Natürlich hätte er das alles nur „von der Ferne“ machen können. Und ab und zu tut er es auch, wie bei der Heilung des Dieners des römischen Hauptmannes. Aber seine normale Vorgangsweise ist eine andere. Der Weg der Menschwerdung selbst ist ein anderer gewesen. Er hat sich nicht nur ein Bild von sich von uns Menschen machen lassen, er selbst ist einer von uns geworden, einer zum Angreifen, zum Berühren. In der Eucharistie kommt es zur wirklichen Berührung mit dem lebendigen Gott durch das Fleisch und Blut des fleischgewordenen Wortes: „Mein Fleisch ist wahrhaft eine Speise und mein Blut ist wahrhaft ein Trank.“ (Joh 6,55) Indem wir ihn berühren, indem wir ein Fleisch mit ihm werden, um auch „ein Geist“ (1 Kor 6,17) mit ihm zu sein.

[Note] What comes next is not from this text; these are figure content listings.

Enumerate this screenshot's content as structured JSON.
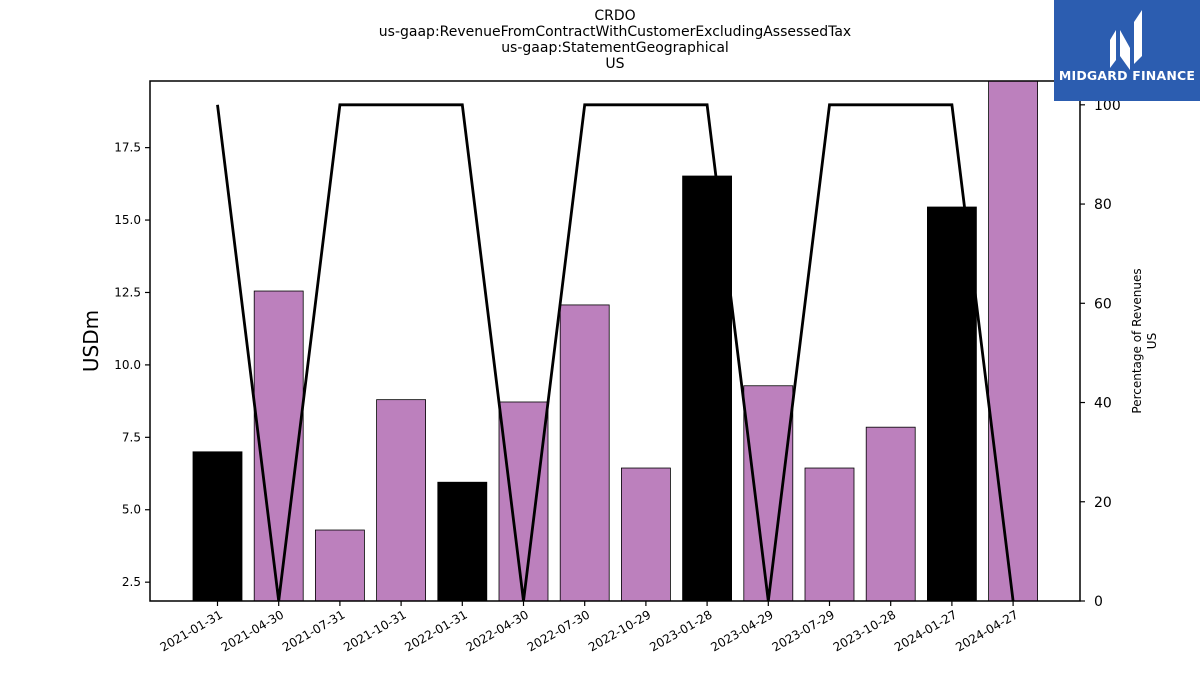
{
  "header": {
    "lines": [
      "CRDO",
      "us-gaap:RevenueFromContractWithCustomerExcludingAssessedTax",
      "us-gaap:StatementGeographical",
      "US"
    ]
  },
  "logo": {
    "text": "MIDGARD FINANCE",
    "color": "#2c5db0"
  },
  "chart_data": {
    "type": "bar",
    "categories": [
      "2021-01-31",
      "2021-04-30",
      "2021-07-31",
      "2021-10-31",
      "2022-01-31",
      "2022-04-30",
      "2022-07-30",
      "2022-10-29",
      "2023-01-28",
      "2023-04-29",
      "2023-07-29",
      "2023-10-28",
      "2024-01-27",
      "2024-04-27"
    ],
    "values": [
      7.0,
      12.55,
      4.3,
      8.8,
      5.95,
      8.72,
      12.07,
      6.44,
      16.52,
      9.28,
      6.44,
      7.85,
      15.45,
      19.8
    ],
    "bar_colors": [
      "#000000",
      "#bc80bd",
      "#bc80bd",
      "#bc80bd",
      "#000000",
      "#bc80bd",
      "#bc80bd",
      "#bc80bd",
      "#000000",
      "#bc80bd",
      "#bc80bd",
      "#bc80bd",
      "#000000",
      "#bc80bd"
    ],
    "ylabel": "USDm",
    "ylim": [
      1.85,
      19.8
    ],
    "yticks": [
      2.5,
      5.0,
      7.5,
      10.0,
      12.5,
      15.0,
      17.5
    ],
    "secondary": {
      "ylabel_lines": [
        "Percentage of Revenues",
        "US"
      ],
      "values": [
        100,
        0,
        100,
        100,
        100,
        0,
        100,
        100,
        100,
        0,
        100,
        100,
        100,
        0
      ],
      "ylim": [
        0,
        104.8
      ],
      "yticks": [
        0,
        20,
        40,
        60,
        80,
        100
      ],
      "line_color": "#000000"
    },
    "grid": false
  }
}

Daher hoffe ich sehr, dass du, dass ich gerade wegen dieser Krise neu lernen, zu ihm zu kommen, in seiner Gegenwart zu verweilen, ihn wirklich in seiner Hingabe am Kreuz und seiner Auferstehung in der Messe zu begleiten, ihn wirklich und nicht nur geistlich in der Eucharistie zu empfangen. Und wenn das nicht geht und auch als Ergänzung auch gerne am Bildschirm. Aber hoffentlich drängt uns die Bildschirmbegegnung noch mehr und nicht weniger zum „Kuss“, zum „Mund zu Mund“.  Anbetung ist „Adoratio“ = „ad-ora“ = „am Mund Gottes“, Gott haucht seinen Atem ein. Mund-zu-Mund-Beatmung geschieht durch reale Berührung. Johannes hat an der Brust Jesu geruht, nicht nur auf einem Bild von Jesus. Das Bild ist ok, Ort der Gnade. Die Ikone wird zum Vermittler des wahren Gottes. Wir wollen dessen Wert in keinster Weise irgendwie schmälern. Aber die Berührung, von der Johannes Kapitel 6 spricht, ist doch von einer anderen Größe. Das Bild ist ein Geschenk. Ein großes Geschenk. Er selbst noch ein viel größeres. Es ist das Kostbarste überhaupt. Hoffentlich lässt uns seine Unscheinbarkeit, sein sich so kleinmachen, sein sich so anrührbar und zugänglich machen nicht weniger schätzen, was er dort tut, sondern mehr.